Un art sacré lié à la renaissance
La momification n’était pas seulement une technique de conservation, mais un acte religieux visant à restaurer l’intégrité physique du défunt pour faciliter son voyage vers l’au-delà. Selon la mythologie égyptienne, Osiris, dieu des morts, avait lui-même bénéficié de ce processus après son assassinat par Seth. Les prêtres embaumeurs, appelés ouâb, reproduisaient ce rituel en suivant des étapes codifiées, où chaque geste avait une signification symbolique. Le corps était considéré comme un réceptacle sacré, devant rester intact pour que l’âme, ou ka, puisse le reconnaître et y revenir.

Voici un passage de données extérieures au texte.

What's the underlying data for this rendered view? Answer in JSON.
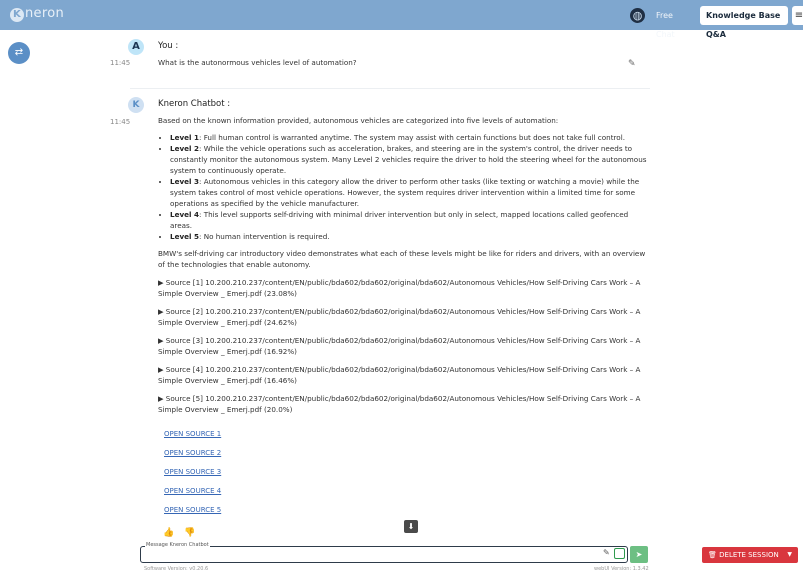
{
  "header": {
    "logo_text": "neron",
    "logo_letter": "K",
    "tabs": [
      {
        "label": "Free Chat"
      },
      {
        "label": "Knowledge Base Q&A"
      }
    ]
  },
  "conversation": {
    "user": {
      "avatar": "A",
      "name": "You :",
      "time": "11:45",
      "text": "What is the autonormous vehicles level of automation?"
    },
    "bot": {
      "avatar": "K",
      "name": "Kneron Chatbot :",
      "time": "11:45",
      "intro": "Based on the known information provided, autonomous vehicles are categorized into five levels of automation:",
      "levels": [
        {
          "title": "Level 1",
          "text": ": Full human control is warranted anytime. The system may assist with certain functions but does not take full control."
        },
        {
          "title": "Level 2",
          "text": ": While the vehicle operations such as acceleration, brakes, and steering are in the system's control, the driver needs to constantly monitor the autonomous system. Many Level 2 vehicles require the driver to hold the steering wheel for the autonomous system to continuously operate."
        },
        {
          "title": "Level 3",
          "text": ": Autonomous vehicles in this category allow the driver to perform other tasks (like texting or watching a movie) while the system takes control of most vehicle operations. However, the system requires driver intervention within a limited time for some operations as specified by the vehicle manufacturer."
        },
        {
          "title": "Level 4",
          "text": ": This level supports self-driving with minimal driver intervention but only in select, mapped locations called geofenced areas."
        },
        {
          "title": "Level 5",
          "text": ": No human intervention is required."
        }
      ],
      "summary": "BMW's self-driving car introductory video demonstrates what each of these levels might be like for riders and drivers, with an overview of the technologies that enable autonomy.",
      "sources": [
        "▶ Source [1] 10.200.210.237/content/EN/public/bda602/bda602/original/bda602/Autonomous Vehicles/How Self-Driving Cars Work – A Simple Overview _ Emerj.pdf (23.08%)",
        "▶ Source [2] 10.200.210.237/content/EN/public/bda602/bda602/original/bda602/Autonomous Vehicles/How Self-Driving Cars Work – A Simple Overview _ Emerj.pdf (24.62%)",
        "▶ Source [3] 10.200.210.237/content/EN/public/bda602/bda602/original/bda602/Autonomous Vehicles/How Self-Driving Cars Work – A Simple Overview _ Emerj.pdf (16.92%)",
        "▶ Source [4] 10.200.210.237/content/EN/public/bda602/bda602/original/bda602/Autonomous Vehicles/How Self-Driving Cars Work – A Simple Overview _ Emerj.pdf (16.46%)",
        "▶ Source [5] 10.200.210.237/content/EN/public/bda602/bda602/original/bda602/Autonomous Vehicles/How Self-Driving Cars Work – A Simple Overview _ Emerj.pdf (20.0%)"
      ],
      "links": [
        "OPEN SOURCE 1",
        "OPEN SOURCE 2",
        "OPEN SOURCE 3",
        "OPEN SOURCE 4",
        "OPEN SOURCE 5"
      ]
    }
  },
  "input": {
    "label": "Message Kneron Chatbot",
    "value": ""
  },
  "actions": {
    "delete_session": "DELETE SESSION"
  },
  "footer": {
    "software_version": "Software Version: v0.20.6",
    "webui_version": "webUI Version: 1.3.42"
  },
  "icons": {
    "globe": "globe-icon",
    "sidebar_toggle": "swap-icon",
    "edit": "pencil-icon",
    "thumb_up": "thumb-up-icon",
    "thumb_down": "thumb-down-icon",
    "download": "download-icon",
    "send": "send-icon",
    "trash": "trash-icon"
  },
  "colors": {
    "topbar": "#7fa7cf",
    "delete": "#d9363e",
    "send": "#6dbf83",
    "link": "#3566b5"
  }
}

Les étapes techniques d’un savoir-faire millénaire
Le processus débutait par l’ouverture de la bouche, une cérémonie permettant au défunt de respirer et de parler dans l’au-delà. Ensuite, les organes étaient extraits par une incision latérale du flanc gauche, à l’exception du cœur, jugé indispensable pour le jugement d’Osiris. Le cerveau, considéré comme peu important, était retiré par les narines à l’aide d’un crochet. Les organes étaient placés dans des vases canopes, protégés par les quatre fils de Horus. Le corps était ensuite recouvert de natron, un sel naturel aux propriétés dessiccantes, pendant quarante jours. Une fois séché, il était enduit de résines aromatiques et d’huiles pour éviter la putréfaction et lui redonner une apparence vivante.

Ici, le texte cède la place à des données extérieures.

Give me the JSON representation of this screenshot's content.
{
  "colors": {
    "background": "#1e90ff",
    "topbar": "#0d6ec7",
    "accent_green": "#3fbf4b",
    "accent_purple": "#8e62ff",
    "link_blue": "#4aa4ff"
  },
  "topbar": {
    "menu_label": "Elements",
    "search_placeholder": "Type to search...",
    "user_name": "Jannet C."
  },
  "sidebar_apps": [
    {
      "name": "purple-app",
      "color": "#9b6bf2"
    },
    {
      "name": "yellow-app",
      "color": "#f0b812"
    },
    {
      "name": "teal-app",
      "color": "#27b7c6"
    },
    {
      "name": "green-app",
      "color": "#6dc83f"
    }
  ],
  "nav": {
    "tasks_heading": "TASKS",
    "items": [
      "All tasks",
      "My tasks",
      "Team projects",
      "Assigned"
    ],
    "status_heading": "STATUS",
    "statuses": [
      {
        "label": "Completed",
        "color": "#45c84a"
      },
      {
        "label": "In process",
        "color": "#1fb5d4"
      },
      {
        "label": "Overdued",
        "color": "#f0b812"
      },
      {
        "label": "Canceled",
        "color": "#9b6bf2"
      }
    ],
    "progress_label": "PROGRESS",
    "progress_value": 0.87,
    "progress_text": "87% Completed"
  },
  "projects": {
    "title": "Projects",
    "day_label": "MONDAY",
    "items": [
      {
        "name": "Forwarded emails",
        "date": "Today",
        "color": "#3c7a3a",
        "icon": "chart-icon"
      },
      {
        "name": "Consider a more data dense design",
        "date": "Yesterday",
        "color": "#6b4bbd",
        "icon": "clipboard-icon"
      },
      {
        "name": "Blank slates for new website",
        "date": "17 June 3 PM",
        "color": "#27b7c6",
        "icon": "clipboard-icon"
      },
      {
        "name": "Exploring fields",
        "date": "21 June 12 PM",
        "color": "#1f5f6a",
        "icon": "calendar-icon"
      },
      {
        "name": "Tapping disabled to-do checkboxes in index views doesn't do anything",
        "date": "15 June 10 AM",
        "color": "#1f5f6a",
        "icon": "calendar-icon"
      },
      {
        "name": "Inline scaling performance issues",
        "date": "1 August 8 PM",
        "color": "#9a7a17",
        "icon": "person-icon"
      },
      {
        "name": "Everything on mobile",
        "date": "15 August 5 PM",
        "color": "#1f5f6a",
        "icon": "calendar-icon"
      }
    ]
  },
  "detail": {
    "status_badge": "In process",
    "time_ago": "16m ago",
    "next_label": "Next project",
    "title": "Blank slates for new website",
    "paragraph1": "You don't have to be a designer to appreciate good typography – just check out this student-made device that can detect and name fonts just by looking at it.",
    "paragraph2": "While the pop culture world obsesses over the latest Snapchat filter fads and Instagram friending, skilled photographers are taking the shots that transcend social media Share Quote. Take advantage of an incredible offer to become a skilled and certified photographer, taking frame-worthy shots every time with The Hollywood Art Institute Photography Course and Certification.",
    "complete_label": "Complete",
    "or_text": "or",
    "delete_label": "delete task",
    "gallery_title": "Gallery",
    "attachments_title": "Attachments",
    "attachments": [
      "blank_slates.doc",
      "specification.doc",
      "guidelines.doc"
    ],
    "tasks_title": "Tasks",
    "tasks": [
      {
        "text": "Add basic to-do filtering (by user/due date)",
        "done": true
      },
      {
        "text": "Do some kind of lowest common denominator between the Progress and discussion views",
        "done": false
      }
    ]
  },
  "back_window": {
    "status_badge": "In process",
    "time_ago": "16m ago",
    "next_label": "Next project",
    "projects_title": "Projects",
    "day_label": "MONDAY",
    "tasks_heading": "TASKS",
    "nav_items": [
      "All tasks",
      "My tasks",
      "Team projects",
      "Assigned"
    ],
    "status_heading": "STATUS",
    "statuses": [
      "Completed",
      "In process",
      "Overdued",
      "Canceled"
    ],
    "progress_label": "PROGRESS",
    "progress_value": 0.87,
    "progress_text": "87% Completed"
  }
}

Les bandelettes, un langage sacré
L’enveloppement du corps dans des bandelettes de lin, parfois longues de plusieurs kilomètres, était une étape hautement symbolique. Chaque couche était accompagnée d’amulettes protectrices, comme le scarabée du cœur ou l’œil d’Horus, et de prières gravées sur des bandelettes spécifiques. Ces textes, souvent extraits des Textes des Pyramides ou du Livre des Morts, servaient de guide pour l’âme dans les différentes épreuves de l’au-delà. Les doigts et les orteils étaient enveloppés individuellement, et un masque funéraire, comme celui de Toutânkhamon, était parfois placé sur le visage pour préserver les traits du défunt.
Une pratique réservée à l’élite… puis démocratisée
À l’origine, la momification était réservée aux pharaons et aux nobles, seuls capables de financer ce luxe. Cependant, à partir du Moyen Empire (vers 2055–1650 av. J.-C.), les techniques se démocratisèrent progressivement, permettant aux classes moyennes d’accéder à une momification simplifiée. Les plus pauvres se contentaient parfois d’un simple séchage au natron ou d’une immersion dans des résines. Les coûts variaient selon la qualité des matériaux utilisés : un embaumement complet avec sarcophage en pierre pouvait coûter l’équivalent de plusieurs années de salaire d’un artisan.
Les limites de la conservation éternelle
Malgré la sophistication du procédé, la momification n’était pas infaillible. Les conditions climatiques de l’Égypte, bien que favorables, ne suffisaient pas toujours à empêcher la dégradation des tissus sur le long terme. Les momies des pharaons de la XXIe dynastie (vers 1070–945 av. J.-C.) révèlent des techniques de réparation, comme des prothèses en lin et en résine, utilisées pour restaurer des parties manquantes. Les pillages de tombes et les conditions de conservation modernes ont également contribué à la détérioration de nombreuses momies, malgré les précautions prises par les anciens Égyptiens pour les protéger.